Data consistency is quite commonly heard both for MySQL like DBMS and big data. With the phrase “consistency”, in case of database systems, we want to refer towards meeting the requirement for any given database transaction. That is, any database transaction must only change affected data in allowed ways. For example, if we were storing a number in a database, only the numerical values are allowed. In other words – any data which will be written to the database must be valid maintaining all the defined rules of a particular system. However, data consistency is not a guarantee of correctness of the transaction in all ways. It is mostly for identifying any programming errors resulting in the violation.
A database can be said to be data consistent when the content under question does not give us the chance to infer a contradiction directly or indirectly. These conclusions are derived by keeping the database constraints specified in the database schema and any other inference rules in mind.

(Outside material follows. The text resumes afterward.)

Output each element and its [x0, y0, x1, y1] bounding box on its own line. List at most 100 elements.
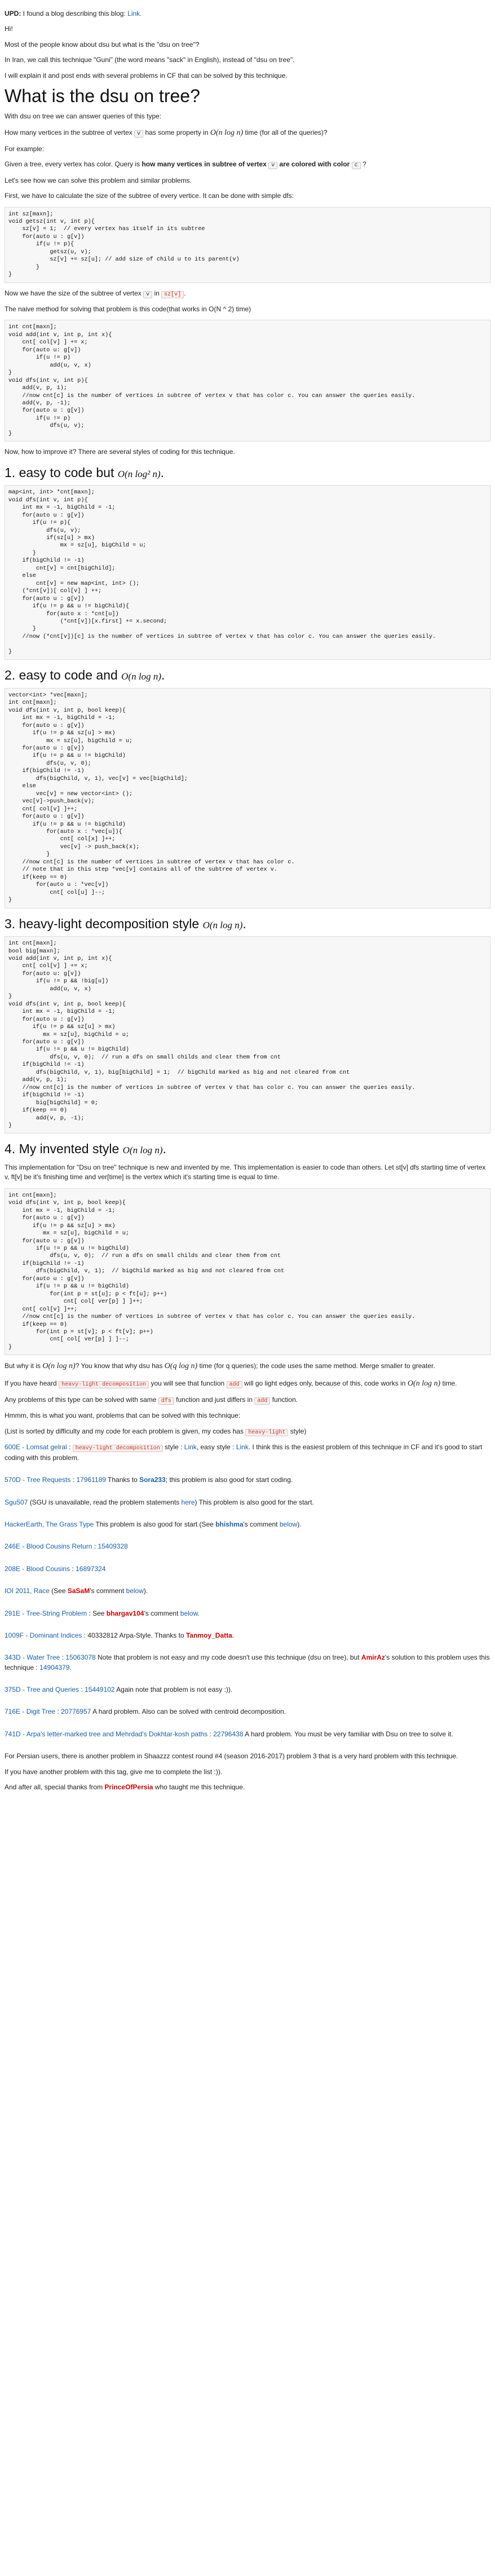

We can say that data that is consistent is the data which is formatted consistently. This makes the job of the people working with data easy simply because consistent data means that all the data can be handled in the same way. Also, data consistency when we have a weather dataset, in case of consistent data there will be no missing data such as of days/hours. In the case of data science, data inconsistency can render a useful data-set to completely unusable.
By definition, database transaction should be Atomic, Consistent, Isolated and Durable which makes the acronym ACID. A database transaction ideally should follow all-or-none law. That is, either the writing should be complete or nothing should be written. Consistency is a general term. All validation rules must be checked to ensure consistency. The entire transaction must be cancelled upon facing fault and the affected rows rolled back to their pre-transaction state.
That means, an ACID compliant database is not consistent while data is being written.